Nathan gave a small, tired smile. “Maybe we do.”

At the next quarterly board meeting, the brothers sat side by side again for the first time in months. Whispers buzzed around the room—the scandals, the rumors—but Jude didn’t flinch, and Dave didn’t hide.

When it was time to speak, Dave stood. “Every empire,” he said steadily, “is tested—not by the profits it earns, but by how it endures failure. We’ve been tested. As a company. As a family. But we are not broken.”

He turned to Jude. “My brother and I built this from the ground up—literally from the dirt.
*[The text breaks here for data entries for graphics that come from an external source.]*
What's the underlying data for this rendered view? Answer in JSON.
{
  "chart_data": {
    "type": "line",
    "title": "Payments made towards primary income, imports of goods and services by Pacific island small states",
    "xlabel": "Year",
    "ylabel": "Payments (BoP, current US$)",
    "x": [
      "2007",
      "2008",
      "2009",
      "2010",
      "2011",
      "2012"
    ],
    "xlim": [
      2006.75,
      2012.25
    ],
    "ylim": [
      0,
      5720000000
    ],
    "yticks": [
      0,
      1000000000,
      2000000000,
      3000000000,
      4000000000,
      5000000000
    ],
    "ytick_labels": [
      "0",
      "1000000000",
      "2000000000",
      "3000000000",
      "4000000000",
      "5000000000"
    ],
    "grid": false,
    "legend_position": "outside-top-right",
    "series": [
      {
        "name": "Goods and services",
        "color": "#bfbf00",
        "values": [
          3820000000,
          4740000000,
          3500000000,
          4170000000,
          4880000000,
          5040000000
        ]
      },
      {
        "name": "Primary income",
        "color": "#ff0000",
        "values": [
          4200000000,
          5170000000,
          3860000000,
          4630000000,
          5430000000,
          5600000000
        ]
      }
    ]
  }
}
And we’ll rebuild it again if we have to.”

The applause that followed wasn’t loud, but it was real.

After the meeting, they stood outside the glass building, watching the city hum below.

“You think we can really rebuild everything?” Jude asked quietly.

Dave smiled faintly. “We’ve done it before.”

Weeks passed, and small miracles began to happen.

Nathan joined his father at work—not in an executive office, but in the warehouse, lifting crates, learning logistics. “You want to run something,” Dave had said, “you start where it begins.”

Nathan grumbled at first, but soon found a strange satisfaction in the rhythm of honest work.

Meanwhile, Lena’s designs caught attention—fresh, youthful, bold. One evening, the marketing head showed Jude a mock-up with her logo: a droplet of water breaking free from cracked glass.

“What do you think?” the man asked.

Jude smiled. “I think it’s our story.”

Months later, at the company’s rebranding launch, the families stood together on stage. The new label—Twins Pure: Reborn—shone under the lights. Reporters snapped photos, flashes illuminating faces that had weathered storms but refused to shatter.

Nathan leaned toward Lena and whispered, “Looks like we both got second chances.”

She smirked. “Don’t waste yours.”

“You too,” he said with a grin.

That night, after the event, Jude and Dave stood outside on the terrace overlooking the city. The lights below shimmered like constellations.

“Funny,” Jude said. “I used to think success meant never falling.”

Dave nodded. “Now we know it’s about getting up—again and again.”

They watched their children laughing through the glass door, a reflection of who they once were—broken but rebuilding.

Jude exhaled, eyes soft. “Maybe the glass had to crack for the light to get in.”

Dave smiled. “Maybe that’s how all miracles start.”

And somewhere deep inside both men, a quiet peace settled—the kind that only comes after generations of storms.